Ça se gâte donc pour Karim Wade qui « perd la première bataille », selon Guinée Conakry Info. « Il lui faut désormais se préparer à poursuivre la guerre. Car, si comme il le prétend, écrit le site d’information en ligne guinéenne, il n’est coupable de rien de tout ce dont il est accusé, il pourrait en sortir blanchi. Mais cela suppose qu’il se montre plus convaincant qu’il ne l’a été jusqu’ici. Parce qu’a priori, il a l’opinion publique contre lui. » Les Sénégalais pensent dans leur grande majorité, que le fils de l’ex-président Wade a bénéficié de largesses pour s’enrichir personnellement.

Pour L’Observateur Paalga, désormais « on va assister à une véritable guerre de titans : d’un côté il y a la défense, constituée de sommités du barreau et qui entend sauver le soldat Karim de ce qu’elle considère comme un acharnement politique ; de l’autre, la partie civile, déterminée à faire rendre gorge à ‘‘l’indélicat’’ à l’ex ‘‘ministre du ciel et de la Terre’’ comme on le surnommait alors. »

Un butin pas commun

Au Sénégal, une mystérieuse cargaison d’armes échouée sur une plage défraie la chronique. Selon Le Quotidien, deux containers remplis d’explosifs ont dérivé sur la Baie de Hann. A priori, ils feraient partie de la cargaison du navire tanzanien Sea Soul 1 qui avait coulé 38 de ses 40 containers d’armes aux larges de Gorée. Le Quotidien avait révélé la semaine dernière cette information : des armes, des fusils et des munitions étaient destinées au Mali et devaient transiter par le Sénégal. Le contenu d’un des containers se serait déversé sur la plage. L’autre est resté intact malgré les pressions des vagues. Les habitants du coin ont eu le temps de récupérer une partie du contenu, en croyant qu’il s’agissait de ravitaillement perdu en haute mer par des bateaux de pêche, sans mesurer le danger, nous précise Le Quotidien, alors qu’il était écrit « Attention explosif ». Les autorités ont rapidement lancé l’alerte à travers des mosquées en demandant aux populations de rendre les armes.

Affaire Sarkozy : des porteurs de valises maliens ?

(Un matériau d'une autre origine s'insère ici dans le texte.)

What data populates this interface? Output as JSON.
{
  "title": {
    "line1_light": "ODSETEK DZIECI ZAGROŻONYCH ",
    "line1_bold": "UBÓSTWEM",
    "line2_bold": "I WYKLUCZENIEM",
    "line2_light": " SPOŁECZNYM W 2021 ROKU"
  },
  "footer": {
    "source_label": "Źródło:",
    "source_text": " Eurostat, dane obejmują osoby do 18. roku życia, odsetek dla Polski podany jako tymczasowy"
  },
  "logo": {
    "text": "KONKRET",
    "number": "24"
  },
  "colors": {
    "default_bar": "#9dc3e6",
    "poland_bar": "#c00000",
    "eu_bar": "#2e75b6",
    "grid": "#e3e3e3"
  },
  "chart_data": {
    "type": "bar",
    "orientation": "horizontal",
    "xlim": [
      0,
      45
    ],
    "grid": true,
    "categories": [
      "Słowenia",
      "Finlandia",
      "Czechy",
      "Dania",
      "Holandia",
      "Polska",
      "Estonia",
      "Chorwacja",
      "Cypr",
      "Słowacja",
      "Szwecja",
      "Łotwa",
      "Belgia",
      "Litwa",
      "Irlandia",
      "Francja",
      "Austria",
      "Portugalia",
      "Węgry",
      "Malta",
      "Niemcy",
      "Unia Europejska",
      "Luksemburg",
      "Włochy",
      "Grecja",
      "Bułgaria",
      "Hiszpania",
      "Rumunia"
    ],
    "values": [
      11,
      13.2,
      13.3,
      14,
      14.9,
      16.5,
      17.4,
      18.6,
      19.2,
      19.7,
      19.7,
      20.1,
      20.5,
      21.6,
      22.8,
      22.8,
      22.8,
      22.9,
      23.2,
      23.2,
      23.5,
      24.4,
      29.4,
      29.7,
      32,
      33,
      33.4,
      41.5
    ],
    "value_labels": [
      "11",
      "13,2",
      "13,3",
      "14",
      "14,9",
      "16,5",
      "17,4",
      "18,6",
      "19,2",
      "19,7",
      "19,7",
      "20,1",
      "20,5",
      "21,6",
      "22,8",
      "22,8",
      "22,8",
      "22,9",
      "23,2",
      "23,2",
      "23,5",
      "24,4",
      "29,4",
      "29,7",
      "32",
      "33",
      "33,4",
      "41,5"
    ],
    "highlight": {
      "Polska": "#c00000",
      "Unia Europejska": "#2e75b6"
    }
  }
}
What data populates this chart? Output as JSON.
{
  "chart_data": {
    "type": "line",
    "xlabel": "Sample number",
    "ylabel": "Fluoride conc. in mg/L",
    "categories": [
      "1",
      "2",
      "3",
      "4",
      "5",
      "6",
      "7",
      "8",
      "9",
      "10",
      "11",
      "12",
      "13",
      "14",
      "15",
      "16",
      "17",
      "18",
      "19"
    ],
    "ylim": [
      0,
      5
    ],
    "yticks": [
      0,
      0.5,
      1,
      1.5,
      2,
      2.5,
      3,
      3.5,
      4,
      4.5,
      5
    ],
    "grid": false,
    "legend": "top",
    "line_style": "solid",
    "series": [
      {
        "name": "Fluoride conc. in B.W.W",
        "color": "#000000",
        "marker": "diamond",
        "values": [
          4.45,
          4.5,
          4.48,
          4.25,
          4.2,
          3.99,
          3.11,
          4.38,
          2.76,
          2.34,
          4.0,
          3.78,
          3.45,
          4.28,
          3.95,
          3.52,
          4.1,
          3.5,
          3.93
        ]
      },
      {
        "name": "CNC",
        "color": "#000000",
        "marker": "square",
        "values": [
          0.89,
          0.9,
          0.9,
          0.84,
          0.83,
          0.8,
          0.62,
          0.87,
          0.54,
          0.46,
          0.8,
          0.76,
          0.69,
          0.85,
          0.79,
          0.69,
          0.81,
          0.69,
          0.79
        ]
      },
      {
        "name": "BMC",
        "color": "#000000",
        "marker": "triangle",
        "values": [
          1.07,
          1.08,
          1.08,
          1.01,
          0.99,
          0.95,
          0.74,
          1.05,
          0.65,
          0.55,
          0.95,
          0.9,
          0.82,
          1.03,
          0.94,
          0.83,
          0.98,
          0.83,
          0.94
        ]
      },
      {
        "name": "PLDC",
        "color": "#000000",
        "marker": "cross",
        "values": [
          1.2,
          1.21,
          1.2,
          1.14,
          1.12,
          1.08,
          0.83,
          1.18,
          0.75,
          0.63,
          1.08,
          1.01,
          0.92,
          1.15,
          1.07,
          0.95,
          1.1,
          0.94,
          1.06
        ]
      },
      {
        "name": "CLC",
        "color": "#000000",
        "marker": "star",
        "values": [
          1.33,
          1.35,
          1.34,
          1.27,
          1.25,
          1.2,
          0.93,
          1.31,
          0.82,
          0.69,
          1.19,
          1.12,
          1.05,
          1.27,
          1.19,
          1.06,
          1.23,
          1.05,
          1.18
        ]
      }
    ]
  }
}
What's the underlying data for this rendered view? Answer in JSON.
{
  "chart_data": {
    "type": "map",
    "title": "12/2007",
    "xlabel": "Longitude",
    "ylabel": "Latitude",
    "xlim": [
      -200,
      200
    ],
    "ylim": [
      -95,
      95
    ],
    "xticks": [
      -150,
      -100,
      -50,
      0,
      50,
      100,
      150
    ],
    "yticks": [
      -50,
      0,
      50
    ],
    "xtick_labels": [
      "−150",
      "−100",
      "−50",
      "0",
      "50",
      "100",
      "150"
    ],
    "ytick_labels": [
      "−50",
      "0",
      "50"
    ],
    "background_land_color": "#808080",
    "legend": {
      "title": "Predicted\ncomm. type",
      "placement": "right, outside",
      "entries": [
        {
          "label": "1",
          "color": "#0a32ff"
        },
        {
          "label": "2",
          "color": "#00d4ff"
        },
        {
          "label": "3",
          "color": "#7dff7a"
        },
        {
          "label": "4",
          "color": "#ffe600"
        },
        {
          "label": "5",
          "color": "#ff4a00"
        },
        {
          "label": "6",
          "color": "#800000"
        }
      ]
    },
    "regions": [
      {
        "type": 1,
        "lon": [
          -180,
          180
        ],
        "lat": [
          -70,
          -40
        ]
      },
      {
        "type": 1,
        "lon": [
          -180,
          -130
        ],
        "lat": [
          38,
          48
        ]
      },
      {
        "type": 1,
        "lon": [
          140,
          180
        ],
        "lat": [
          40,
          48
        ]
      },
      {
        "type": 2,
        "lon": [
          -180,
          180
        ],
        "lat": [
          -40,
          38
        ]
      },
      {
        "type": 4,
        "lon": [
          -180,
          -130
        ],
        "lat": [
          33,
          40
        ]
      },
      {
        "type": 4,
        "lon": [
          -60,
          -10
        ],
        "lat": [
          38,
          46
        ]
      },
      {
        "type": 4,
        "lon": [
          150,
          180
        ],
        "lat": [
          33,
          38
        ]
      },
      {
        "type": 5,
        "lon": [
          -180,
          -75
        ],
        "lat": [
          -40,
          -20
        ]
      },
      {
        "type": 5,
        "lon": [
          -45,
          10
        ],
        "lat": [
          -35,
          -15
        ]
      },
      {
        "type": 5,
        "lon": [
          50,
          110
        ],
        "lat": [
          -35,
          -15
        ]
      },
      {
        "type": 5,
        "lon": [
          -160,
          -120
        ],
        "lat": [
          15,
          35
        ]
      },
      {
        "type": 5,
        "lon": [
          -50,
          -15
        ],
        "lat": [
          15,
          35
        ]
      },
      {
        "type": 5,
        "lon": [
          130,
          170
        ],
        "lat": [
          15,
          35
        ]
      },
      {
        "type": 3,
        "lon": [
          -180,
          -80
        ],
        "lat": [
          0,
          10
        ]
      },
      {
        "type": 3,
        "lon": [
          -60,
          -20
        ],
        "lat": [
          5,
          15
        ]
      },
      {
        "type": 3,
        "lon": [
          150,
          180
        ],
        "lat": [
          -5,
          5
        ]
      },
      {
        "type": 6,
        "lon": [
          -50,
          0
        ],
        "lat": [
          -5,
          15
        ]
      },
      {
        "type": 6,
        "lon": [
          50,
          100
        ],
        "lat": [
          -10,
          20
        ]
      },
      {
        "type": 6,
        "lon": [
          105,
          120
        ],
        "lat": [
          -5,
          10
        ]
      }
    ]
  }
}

L’enquête sur le financement présumé de la campagne présidentielle de Nicolas Sarkozy par Mouammar Kadhafi en 2007 pourrait connaitre un nouveau rebondissement.
Selon une information exclusive de Jeune Afrique a retrouvé sur son site, la justice française soupçonne certains hommes d’affaires maliens d’être impliqués dans cette affaire et a fait une demande d’entraide judiciaire internationale au gouvernement malien. Parvenue le 15 août au ministère de la Justice à Bamako, par le biais de l’ambassade de France, les faits remontent à l’époque où Nicolas Sarkozy était encore ministre de l’Intérieur, où il s’était rendu deux fois à Bamako, respectivement en 2003 et 2006. « Selon une source proche du dossier, l’entourage de l’ancien président Amadou Toumani Touré – politiciens et hommes d’affaires – est cité dans la demande d’entraide. Parmi les personnes concernées figure notamment Cheick Amadou “Bany” Kanté qui gérait certains investissements libyens au Mali. » Il est soupçonné d’avoir joué un rôle de « porteur de valises » dans l’affaire du financement présumé de la campagne présidentielle de Nicolas Sarkozy par Mouammar Kadhafi, selon Jeune Afrique.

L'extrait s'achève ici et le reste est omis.